Brian Mills, CIA agent, daughter, Istanbul, Liam Neeson, Luc Besson, Taken, Turkey
Taken 2 was bound to suffer in the shadow of Taken as so many cinematic abortions had heeded the success of the 2010 action odyssey, with an unashamed resemblance. These films will be omitted from this discussion in the interests of good taste. For some reason (MONEY!) Luc Besson felt it necessary to produce an authentic (it has the word “taken” in the title) second chapter in the drama of ex-CIA agent Bryan Mills’ hectic existence. Liam Neeson is joined by all relevant members of Taken’s cast in the sequel, though, as demonstrated by the first film, no one is relevant or competent at anything except ex-CIA agent Bryan Mills.
This time around Mills is taken, along with his ex-wife, in the interests of revenge – a far fetched and back-story emerges from his daughter’s rescue, it appears the film had no way of escaping itself – this pathetic premise is nothing short of a “long-lost twin” or “down under” follow up.

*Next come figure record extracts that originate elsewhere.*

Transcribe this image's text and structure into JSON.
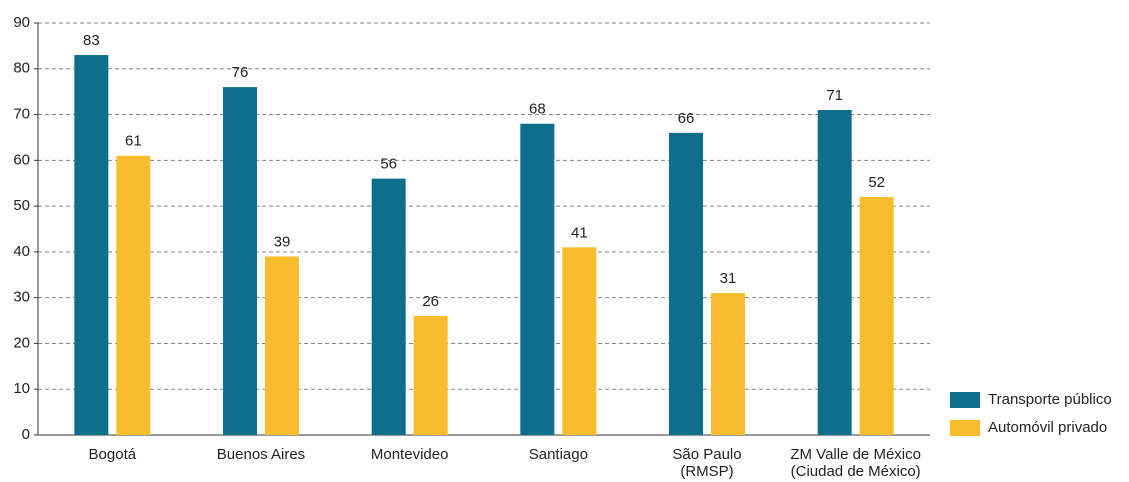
{
  "chart_data": {
    "type": "bar",
    "categories": [
      [
        "Bogotá"
      ],
      [
        "Buenos Aires"
      ],
      [
        "Montevideo"
      ],
      [
        "Santiago"
      ],
      [
        "São Paulo",
        "(RMSP)"
      ],
      [
        "ZM Valle de México",
        "(Ciudad de México)"
      ]
    ],
    "series": [
      {
        "name": "Transporte público",
        "color": "#0f6e8c",
        "values": [
          83,
          76,
          56,
          68,
          66,
          71
        ]
      },
      {
        "name": "Automóvil privado",
        "color": "#f9bc2c",
        "values": [
          61,
          39,
          26,
          41,
          31,
          52
        ]
      }
    ],
    "ylim": [
      0,
      90
    ],
    "yticks": [
      0,
      10,
      20,
      30,
      40,
      50,
      60,
      70,
      80,
      90
    ],
    "grid": true,
    "legend": "bottom-right"
  }
}
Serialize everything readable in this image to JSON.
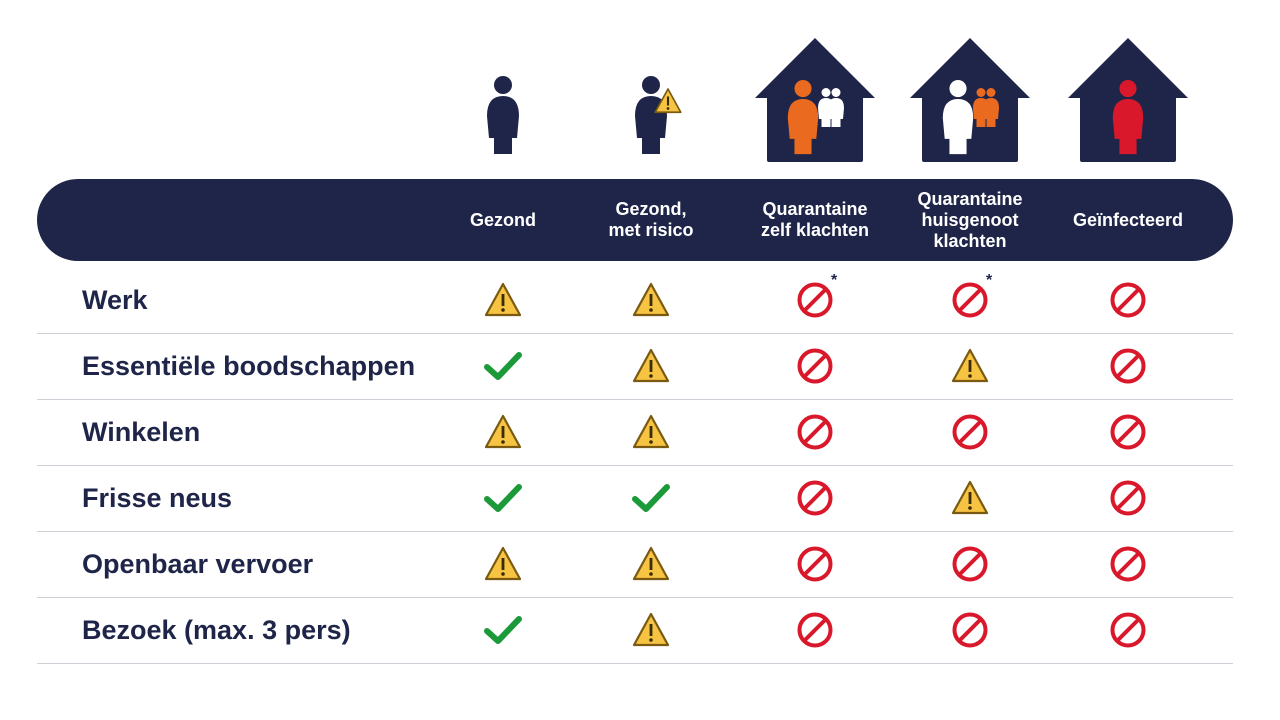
{
  "colors": {
    "navy": "#1f2548",
    "orange": "#ea6b1f",
    "red": "#d9192b",
    "green": "#1c9a3a",
    "warning_yellow": "#f6c342"
  },
  "columns": [
    {
      "label": "Gezond",
      "icon": "person-icon"
    },
    {
      "label": "Gezond,\nmet risico",
      "icon": "person-warning-icon"
    },
    {
      "label": "Quarantaine\nzelf klachten",
      "icon": "house-orange-person-icon"
    },
    {
      "label": "Quarantaine\nhuisgenoot\nklachten",
      "icon": "house-white-person-icon"
    },
    {
      "label": "Geïnfecteerd",
      "icon": "house-red-person-icon"
    }
  ],
  "rows": [
    {
      "label": "Werk",
      "cells": [
        "warning",
        "warning",
        "forbidden",
        "forbidden",
        "forbidden"
      ],
      "asterisk": [
        false,
        false,
        true,
        true,
        false
      ]
    },
    {
      "label": "Essentiële boodschappen",
      "cells": [
        "check",
        "warning",
        "forbidden",
        "warning",
        "forbidden"
      ],
      "asterisk": [
        false,
        false,
        false,
        false,
        false
      ]
    },
    {
      "label": "Winkelen",
      "cells": [
        "warning",
        "warning",
        "forbidden",
        "forbidden",
        "forbidden"
      ],
      "asterisk": [
        false,
        false,
        false,
        false,
        false
      ]
    },
    {
      "label": "Frisse neus",
      "cells": [
        "check",
        "check",
        "forbidden",
        "warning",
        "forbidden"
      ],
      "asterisk": [
        false,
        false,
        false,
        false,
        false
      ]
    },
    {
      "label": "Openbaar vervoer",
      "cells": [
        "warning",
        "warning",
        "forbidden",
        "forbidden",
        "forbidden"
      ],
      "asterisk": [
        false,
        false,
        false,
        false,
        false
      ]
    },
    {
      "label": "Bezoek (max. 3 pers)",
      "cells": [
        "check",
        "warning",
        "forbidden",
        "forbidden",
        "forbidden"
      ],
      "asterisk": [
        false,
        false,
        false,
        false,
        false
      ]
    }
  ],
  "asterisk_symbol": "*"
}
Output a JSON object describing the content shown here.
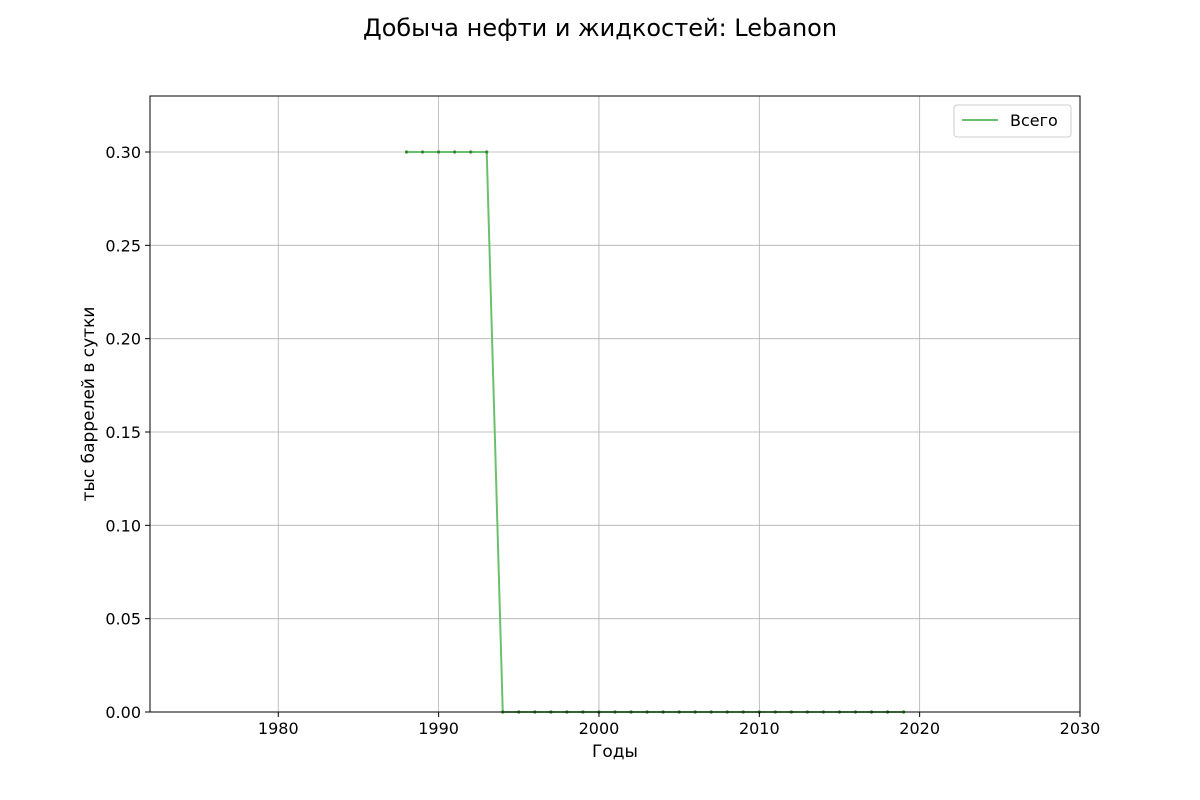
{
  "chart_data": {
    "type": "line",
    "title": "Добыча нефти и жидкостей: Lebanon",
    "xlabel": "Годы",
    "ylabel": "тыс баррелей в сутки",
    "xlim": [
      1972,
      2030
    ],
    "ylim": [
      0,
      0.33
    ],
    "x_ticks": [
      1980,
      1990,
      2000,
      2010,
      2020,
      2030
    ],
    "x_tick_labels": [
      "1980",
      "1990",
      "2000",
      "2010",
      "2020",
      "2030"
    ],
    "y_ticks": [
      0.0,
      0.05,
      0.1,
      0.15,
      0.2,
      0.25,
      0.3
    ],
    "y_tick_labels": [
      "0.00",
      "0.05",
      "0.10",
      "0.15",
      "0.20",
      "0.25",
      "0.30"
    ],
    "grid": true,
    "legend_position": "top-right",
    "series": [
      {
        "name": "Всего",
        "color": "#6cbf6c",
        "marker_color": "#2e8b2e",
        "x": [
          1988,
          1989,
          1990,
          1991,
          1992,
          1993,
          1994,
          1995,
          1996,
          1997,
          1998,
          1999,
          2000,
          2001,
          2002,
          2003,
          2004,
          2005,
          2006,
          2007,
          2008,
          2009,
          2010,
          2011,
          2012,
          2013,
          2014,
          2015,
          2016,
          2017,
          2018,
          2019
        ],
        "y": [
          0.3,
          0.3,
          0.3,
          0.3,
          0.3,
          0.3,
          0,
          0,
          0,
          0,
          0,
          0,
          0,
          0,
          0,
          0,
          0,
          0,
          0,
          0,
          0,
          0,
          0,
          0,
          0,
          0,
          0,
          0,
          0,
          0,
          0,
          0
        ]
      }
    ]
  }
}
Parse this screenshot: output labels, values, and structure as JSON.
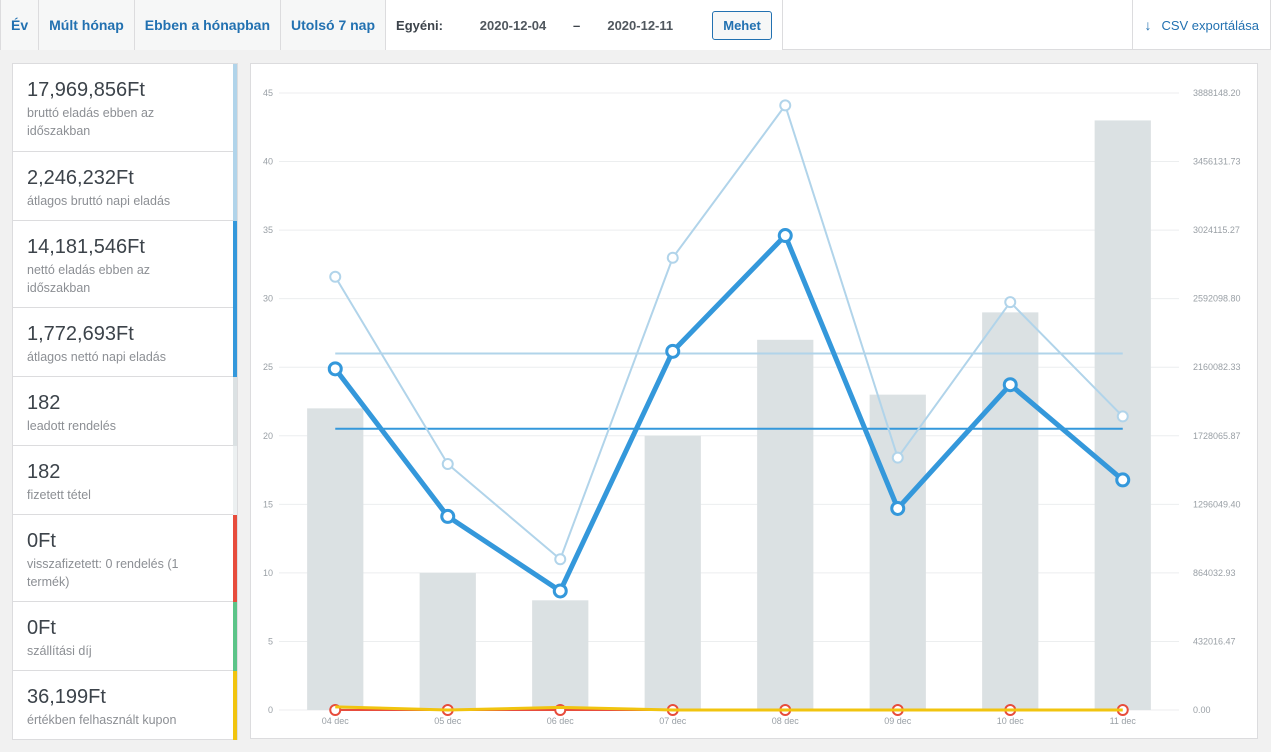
{
  "tabs": [
    {
      "label": "Év"
    },
    {
      "label": "Múlt hónap"
    },
    {
      "label": "Ebben a hónapban"
    },
    {
      "label": "Utolsó 7 nap"
    }
  ],
  "custom_range": {
    "label": "Egyéni:",
    "start": "2020-12-04",
    "separator": "–",
    "end": "2020-12-11",
    "go_label": "Mehet"
  },
  "export": {
    "icon": "download-arrow-icon",
    "label": "CSV exportálása"
  },
  "stats": [
    {
      "value": "17,969,856Ft",
      "label": "bruttó eladás ebben az időszakban",
      "color": "#b1d4ea"
    },
    {
      "value": "2,246,232Ft",
      "label": "átlagos bruttó napi eladás",
      "color": "#b1d4ea"
    },
    {
      "value": "14,181,546Ft",
      "label": "nettó eladás ebben az időszakban",
      "color": "#3498db"
    },
    {
      "value": "1,772,693Ft",
      "label": "átlagos nettó napi eladás",
      "color": "#3498db"
    },
    {
      "value": "182",
      "label": "leadott rendelés",
      "color": "#dbe1e3"
    },
    {
      "value": "182",
      "label": "fizetett tétel",
      "color": "#ecf0f1"
    },
    {
      "value": "0Ft",
      "label": "visszafizetett: 0 rendelés (1 termék)",
      "color": "#e74c3c"
    },
    {
      "value": "0Ft",
      "label": "szállítási díj",
      "color": "#5cc488"
    },
    {
      "value": "36,199Ft",
      "label": "értékben felhasznált kupon",
      "color": "#f1c40f"
    }
  ],
  "chart_data": {
    "type": "bar",
    "categories": [
      "04 dec",
      "05 dec",
      "06 dec",
      "07 dec",
      "08 dec",
      "09 dec",
      "10 dec",
      "11 dec"
    ],
    "y_left_ticks": [
      "0",
      "5",
      "10",
      "15",
      "20",
      "25",
      "30",
      "35",
      "40",
      "45"
    ],
    "y_left_range": [
      0,
      45
    ],
    "y_right_ticks": [
      "0.00",
      "432016.47",
      "864032.93",
      "1296049.40",
      "1728065.87",
      "2160082.33",
      "2592098.80",
      "3024115.27",
      "3456131.73",
      "3888148.20"
    ],
    "y_right_range": [
      0,
      3888148.2
    ],
    "grid": true,
    "bars": {
      "axis": "left",
      "color": "#dbe1e3",
      "values": [
        22,
        10,
        8,
        20,
        27,
        23,
        29,
        43
      ]
    },
    "series": [
      {
        "axis": "right",
        "color": "#b1d4ea",
        "width": 2,
        "values": [
          2730000,
          1550000,
          950000,
          2850000,
          3810000,
          1590000,
          2570000,
          1850000
        ]
      },
      {
        "axis": "right",
        "color": "#3498db",
        "width": 5,
        "values": [
          2150000,
          1220000,
          750000,
          2260000,
          2990000,
          1270000,
          2050000,
          1450000
        ]
      },
      {
        "axis": "right",
        "color": "#e74c3c",
        "width": 2,
        "values": [
          0,
          0,
          0,
          0,
          0,
          0,
          0,
          0
        ]
      },
      {
        "axis": "right",
        "color": "#f1c40f",
        "width": 3,
        "values": [
          20000,
          0,
          16199,
          0,
          0,
          0,
          0,
          0
        ]
      }
    ],
    "averages": [
      {
        "axis": "right",
        "color": "#b1d4ea",
        "value": 2246232
      },
      {
        "axis": "right",
        "color": "#3498db",
        "value": 1772693
      }
    ]
  }
}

American family visit Istanbul, are kidnapped by Albanians (who are sex-traffickers) that are protected by corrupt Turkish police and, naturally, the only Americans in what is a hugely popular tourist destination – cuts through culture like a missile.
The film’s liability is not the awful fight choreography that looks like its shot by a malfunctioning cartoon robot, and it’s not the tedious book-end sequences about getting a driver’s license, and it isn’t even Mills’ ridiculous capacity to calculate distance by listening to grenades. The xenophobic subtext of the first film is amplified to the point that it isn’t subtext at all. Mills’ apprehensions about his daughter’s boyfriend are confirmed when he finds an exotic-looking guy living in what appears to be total darkness (you can bet that the third film will see the newly weds in his home village of – some North African country? – kidnapped and tortured by the fascist flavour of the month).
The portrait of Istanbul (its important to recognise that Istanbul is no way associated with Turkey) is of a sun-soaked ancient metropolis with decadent palaces – but we only receive this view from a hotel balcony high above. On the street it’s a bustle of narrow lanes, smoke, dead ends and Islamic women – so let’s get on the roof and throw some grenades.
The importance of family (as proud men see it) seems a hollow ethos considering how excruciating the peaceful scenes in the United States are and how incapable Mills is of sympathising with the idea of family in any other cultures. If you loved Taken, you should be alienated and upset by this film, particularly its ending, which is very confusing and I should mention that the action sequences have none of the cowboy antics of the first. Even racist movie-goers will be bored.